九州旅客鉄(以下「JR九州」)、第一交通産業(以下「第一交通」)、西日本鉄道(以下「西鉄」)(以下「3社」)は10月6日、デジタルを活用したモビリティサービスの構築に関する覚書の締結を発表した。
交通事業の経営環境は、少子高齢化の進展・人口減少といった恒常的な社会課題に加え、新型コロナウイルスの感染症拡大による公共交通の利用減少により、非常に厳しい状況下にある。
同時に、デジタル技術の進歩、モビリティの技術革新、地球環境への配慮、新型コロナウイルスによるライフスタイル・働き方の変化などは、今後の交通事業に大きな影響をもたらす可能性が高く、事業者も既存のあり方に捉われない大きな変革が求められている。
今回、上記社会変革への対応、シームレスで利便性の高い交通ネットワークの実現を目指し、デジタル技術の活用を3社で連携して検討していくことに合意した。
既に各社では、ICTを活用して複数の交通手段を連携させ、予約・決済まで行うMaaSの活用に取り組んでおり、今回の協業では、地域や観光地における移動の利便性向上や既存公共交通機関の有効活用、高齢者の外出機会の確保、スマートシティの実現など3社のデジタル資源を活用したより良い地域交通ネットワークの構築に連携して取り組んでいく。

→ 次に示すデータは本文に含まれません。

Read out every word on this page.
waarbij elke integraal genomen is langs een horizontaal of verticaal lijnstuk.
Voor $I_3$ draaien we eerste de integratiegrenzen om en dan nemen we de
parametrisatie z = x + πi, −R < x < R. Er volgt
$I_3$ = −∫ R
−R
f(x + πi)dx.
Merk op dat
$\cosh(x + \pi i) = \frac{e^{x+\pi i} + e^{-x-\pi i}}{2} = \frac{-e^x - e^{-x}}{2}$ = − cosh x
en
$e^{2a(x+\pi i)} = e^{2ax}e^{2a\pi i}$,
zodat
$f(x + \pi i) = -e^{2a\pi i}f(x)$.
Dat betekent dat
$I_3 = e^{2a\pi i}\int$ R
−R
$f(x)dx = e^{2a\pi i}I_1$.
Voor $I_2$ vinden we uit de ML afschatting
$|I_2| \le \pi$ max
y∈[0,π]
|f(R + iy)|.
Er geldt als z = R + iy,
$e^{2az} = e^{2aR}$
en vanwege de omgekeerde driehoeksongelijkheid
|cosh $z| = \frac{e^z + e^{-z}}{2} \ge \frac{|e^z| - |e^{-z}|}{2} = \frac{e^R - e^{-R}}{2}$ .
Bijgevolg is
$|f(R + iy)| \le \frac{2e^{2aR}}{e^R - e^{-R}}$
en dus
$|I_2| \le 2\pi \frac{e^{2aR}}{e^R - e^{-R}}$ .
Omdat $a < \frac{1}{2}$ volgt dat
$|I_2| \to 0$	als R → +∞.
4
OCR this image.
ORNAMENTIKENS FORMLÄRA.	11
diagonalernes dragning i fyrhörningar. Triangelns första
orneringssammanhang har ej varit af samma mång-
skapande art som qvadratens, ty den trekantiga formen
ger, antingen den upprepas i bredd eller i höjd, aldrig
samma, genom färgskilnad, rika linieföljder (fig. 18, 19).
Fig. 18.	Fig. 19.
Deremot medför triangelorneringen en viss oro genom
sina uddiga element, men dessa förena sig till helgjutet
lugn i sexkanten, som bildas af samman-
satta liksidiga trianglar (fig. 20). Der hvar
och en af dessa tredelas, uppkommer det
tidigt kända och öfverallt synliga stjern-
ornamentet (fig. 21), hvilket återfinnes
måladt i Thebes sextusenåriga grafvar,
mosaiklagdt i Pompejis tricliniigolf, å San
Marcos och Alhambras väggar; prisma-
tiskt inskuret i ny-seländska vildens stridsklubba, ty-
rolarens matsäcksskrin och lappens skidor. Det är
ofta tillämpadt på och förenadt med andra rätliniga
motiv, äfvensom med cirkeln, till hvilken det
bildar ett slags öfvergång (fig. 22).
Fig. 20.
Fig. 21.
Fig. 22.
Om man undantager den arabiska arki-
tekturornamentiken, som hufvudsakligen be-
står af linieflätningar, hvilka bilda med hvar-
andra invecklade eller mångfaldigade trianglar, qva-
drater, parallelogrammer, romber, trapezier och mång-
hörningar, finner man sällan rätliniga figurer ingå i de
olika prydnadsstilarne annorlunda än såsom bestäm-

今回の連携では、3社が強固な地盤を持つ北九州市を中心に展開するものとし、具体策としては、北九州市の様々な観光施設を楽しめる周遊パスポートとJR九州の列車・西鉄バスの乗車券、第一交通タクシーの特典クーポンがセットとなったデジタルチケットを発売する。また、高齢者を対象として第一交通タクシーを活用したJR九州・西鉄の運営する商業施設への買物支援サービスを展開する。
■3社連携の具体的取り組み内容
– my route「北九州いってきまぁ~すチケット」を発売
北九州市の支援・協力により、北九州エリアの観光に便利でおトクなチケットを、マルチモーダルサービス”my route”(スマートフォンアプリ)上で発売する。
– 高齢者の外出・買い物を3社グループで支援
第一交通タクシーの予約センターに事前に電話で予約すると、自宅から第一交通タクシーが対象の各店舗まで案内し、店内での買い物もドライバーがサポートする。将来的には、買い物支援がタクシー配車アプリを通じて利用可能となるように、サービス内容のDX化へも取り組む。
– 利便性が高く持続可能な交通ネットワークの実現に向けた取り組み
・鉄道、バス、タクシー、おでかけ交通、輸送力や利用形態など、それぞれ特性が異なる各社の輸送サービスを新たな技術の活用により連携を進める。
・シームレスで利便性の高い交通ネットワークの実現に有効な手段となるMaaSアプリ“myroute”の普及・展開に向け、3社で連携・共同して取り組む。